Years ago the Lord gave me a quick picture just before waking up, and it was a shepherd and a staff. I’ve been wondering about this ever since, not fully understanding but trusting in the Lord about it. Recently I learned that the staff represents anointing. I could be wrong but if I’m not following the Lord in the calling he’s placed in my life, if I put this staff down in my immature state, I could be anointing what holds me back from following him deeper, which would cause my insecurities to grow. It makes me think about the consequences of directing my own life if I don’t grow into maturity in what he has for me. But I know the opposite is also true that if I keep holding onto it as I follow the Lord in his calling for me, I know that I’ll be more affective in my calling. I actually won’t be able to walk in my calling without it.

What helps me follow the Lord deeper in is when I remember his love. Even though there may be many times where I’ve misunderstood him in my conversations with him, I know that he’s faithful and wants me to continue so that I’ll grow in hearing his voice in my heart. What happens also during this time is that as I spend this time with him, my love for him grows and my knowing his love for me deepens, causing our intimacy to grow, and this is what spurs me on. 

Something I’m so excited about is that every Monday, Wednesday and Friday, the Lord teaches me more about his word. Something in my usual bible study will catch my eye and lead me to dig deeper in and speak to me about my own life. I’ve been reading about how Moses broke his faith with God when he dishonoured God when he hit the rock with his staff instead of using his words like God had commanded. Moses had misused the anointing God had given him. So if it’s possible for someone like Moses, who spoke with God face to face, to break his faith with him, how easy could it be for me? I’m still trying to grasp the full meaning of what it means. It reminds me how holy God is and makes me want to take my shoes off when I’m in his presence. Literally I can’t because I don’t wear shoes in the house, but it’s the act of being reverent in my heart before the Lord.

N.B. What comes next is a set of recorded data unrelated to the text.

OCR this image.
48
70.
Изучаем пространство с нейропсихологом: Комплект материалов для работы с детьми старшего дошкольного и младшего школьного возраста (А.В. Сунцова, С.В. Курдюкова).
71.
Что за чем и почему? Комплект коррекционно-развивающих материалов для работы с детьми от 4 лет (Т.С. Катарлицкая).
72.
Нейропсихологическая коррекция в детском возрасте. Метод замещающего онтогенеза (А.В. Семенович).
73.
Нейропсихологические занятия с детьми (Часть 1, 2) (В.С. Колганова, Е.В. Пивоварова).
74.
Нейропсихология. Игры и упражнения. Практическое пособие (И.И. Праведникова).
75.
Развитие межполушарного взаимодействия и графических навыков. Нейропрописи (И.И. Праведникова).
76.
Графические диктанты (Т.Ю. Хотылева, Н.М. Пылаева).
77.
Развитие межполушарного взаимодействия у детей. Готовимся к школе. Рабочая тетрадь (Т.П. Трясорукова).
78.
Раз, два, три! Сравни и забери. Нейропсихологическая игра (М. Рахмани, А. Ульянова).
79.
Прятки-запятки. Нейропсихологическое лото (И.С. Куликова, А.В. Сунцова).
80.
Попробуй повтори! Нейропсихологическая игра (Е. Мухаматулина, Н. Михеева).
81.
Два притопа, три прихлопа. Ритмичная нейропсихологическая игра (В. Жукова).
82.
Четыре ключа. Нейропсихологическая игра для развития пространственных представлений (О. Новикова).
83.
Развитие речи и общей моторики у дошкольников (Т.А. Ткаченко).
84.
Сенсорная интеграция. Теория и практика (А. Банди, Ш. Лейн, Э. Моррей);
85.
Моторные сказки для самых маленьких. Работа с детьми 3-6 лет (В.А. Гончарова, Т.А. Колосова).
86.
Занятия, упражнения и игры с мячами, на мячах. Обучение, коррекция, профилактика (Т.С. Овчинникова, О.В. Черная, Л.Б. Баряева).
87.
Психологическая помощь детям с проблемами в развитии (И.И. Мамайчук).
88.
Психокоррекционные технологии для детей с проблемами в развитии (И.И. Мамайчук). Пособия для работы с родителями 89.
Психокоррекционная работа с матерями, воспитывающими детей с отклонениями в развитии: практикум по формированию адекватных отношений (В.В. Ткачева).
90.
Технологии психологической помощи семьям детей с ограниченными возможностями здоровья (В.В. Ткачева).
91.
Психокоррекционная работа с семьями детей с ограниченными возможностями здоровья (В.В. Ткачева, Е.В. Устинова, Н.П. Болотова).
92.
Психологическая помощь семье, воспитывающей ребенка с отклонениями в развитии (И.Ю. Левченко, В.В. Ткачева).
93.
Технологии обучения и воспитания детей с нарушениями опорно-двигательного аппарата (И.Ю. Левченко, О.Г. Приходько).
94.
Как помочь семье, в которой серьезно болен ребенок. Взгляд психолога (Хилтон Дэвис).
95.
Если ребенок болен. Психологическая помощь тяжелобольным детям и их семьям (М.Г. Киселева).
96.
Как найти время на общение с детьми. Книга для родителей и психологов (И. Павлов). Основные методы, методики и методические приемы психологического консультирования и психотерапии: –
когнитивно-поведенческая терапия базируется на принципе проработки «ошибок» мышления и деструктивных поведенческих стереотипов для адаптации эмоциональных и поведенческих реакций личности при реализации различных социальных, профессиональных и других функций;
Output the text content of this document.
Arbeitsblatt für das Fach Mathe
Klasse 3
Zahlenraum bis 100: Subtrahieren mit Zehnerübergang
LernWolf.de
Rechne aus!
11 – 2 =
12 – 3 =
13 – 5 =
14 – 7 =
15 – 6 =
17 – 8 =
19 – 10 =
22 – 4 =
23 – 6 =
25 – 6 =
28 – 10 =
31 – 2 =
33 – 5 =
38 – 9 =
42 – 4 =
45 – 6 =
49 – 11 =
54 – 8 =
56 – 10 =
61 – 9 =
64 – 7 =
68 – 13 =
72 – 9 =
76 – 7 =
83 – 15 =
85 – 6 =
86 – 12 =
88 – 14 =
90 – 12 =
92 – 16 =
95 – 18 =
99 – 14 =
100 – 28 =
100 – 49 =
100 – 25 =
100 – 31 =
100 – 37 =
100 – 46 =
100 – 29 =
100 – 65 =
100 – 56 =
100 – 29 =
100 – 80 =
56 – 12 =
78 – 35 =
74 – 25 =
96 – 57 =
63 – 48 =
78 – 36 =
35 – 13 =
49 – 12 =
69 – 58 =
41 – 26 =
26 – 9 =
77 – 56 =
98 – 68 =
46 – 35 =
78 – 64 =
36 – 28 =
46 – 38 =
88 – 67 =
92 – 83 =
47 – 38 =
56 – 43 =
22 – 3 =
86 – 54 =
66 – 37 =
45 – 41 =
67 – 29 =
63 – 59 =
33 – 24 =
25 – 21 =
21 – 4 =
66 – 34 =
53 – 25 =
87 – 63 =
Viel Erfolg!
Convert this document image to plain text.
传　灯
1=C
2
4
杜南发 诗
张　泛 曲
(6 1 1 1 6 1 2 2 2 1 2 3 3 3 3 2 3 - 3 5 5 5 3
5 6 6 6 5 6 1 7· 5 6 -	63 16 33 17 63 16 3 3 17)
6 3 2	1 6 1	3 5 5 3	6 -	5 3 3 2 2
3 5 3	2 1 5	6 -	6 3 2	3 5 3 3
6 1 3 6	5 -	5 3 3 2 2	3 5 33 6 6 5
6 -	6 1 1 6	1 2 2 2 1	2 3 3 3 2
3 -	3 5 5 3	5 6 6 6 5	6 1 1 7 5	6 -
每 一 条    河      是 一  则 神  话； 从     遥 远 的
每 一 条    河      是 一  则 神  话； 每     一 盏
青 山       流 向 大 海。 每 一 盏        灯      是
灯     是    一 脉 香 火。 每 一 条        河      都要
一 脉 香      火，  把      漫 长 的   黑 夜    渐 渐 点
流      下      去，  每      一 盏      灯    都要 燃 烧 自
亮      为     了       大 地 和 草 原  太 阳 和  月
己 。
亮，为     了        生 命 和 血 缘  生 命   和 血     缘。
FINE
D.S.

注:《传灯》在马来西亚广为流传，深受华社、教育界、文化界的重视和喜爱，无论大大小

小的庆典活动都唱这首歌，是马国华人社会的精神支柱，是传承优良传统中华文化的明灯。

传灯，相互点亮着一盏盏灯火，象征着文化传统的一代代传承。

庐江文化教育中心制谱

I’ve been teaching lately and I’m really loving it, though I feel more like a mom when I’m teaching than an actual teacher. When I look at full time teachers, they have that persona about them that say they are teachers, and I don’t have that but I’m totally fine with it! In my grade four classroom yesterday someone’s water bottle had spilled onto the floor just before we needed to line up to go to music. I told them not to worry about it, that I’d clean it up. When I came back to the classroom they had put a lot of paper towels on the floor so I put it all in the garbage. Then about twenty minutes later I heard another teacher say the students needed to clean up after themselves because she wasn’t their maid. I know the other teacher’s right…how are they to learn to be responsible if someone isn’t keeping them accountable? I think we all need accountability, and the Lord is sure keeping me accountable in different areas of my life, which is definitely a good thing!! I love you Lord and I’m so thankful for your faithfulness!!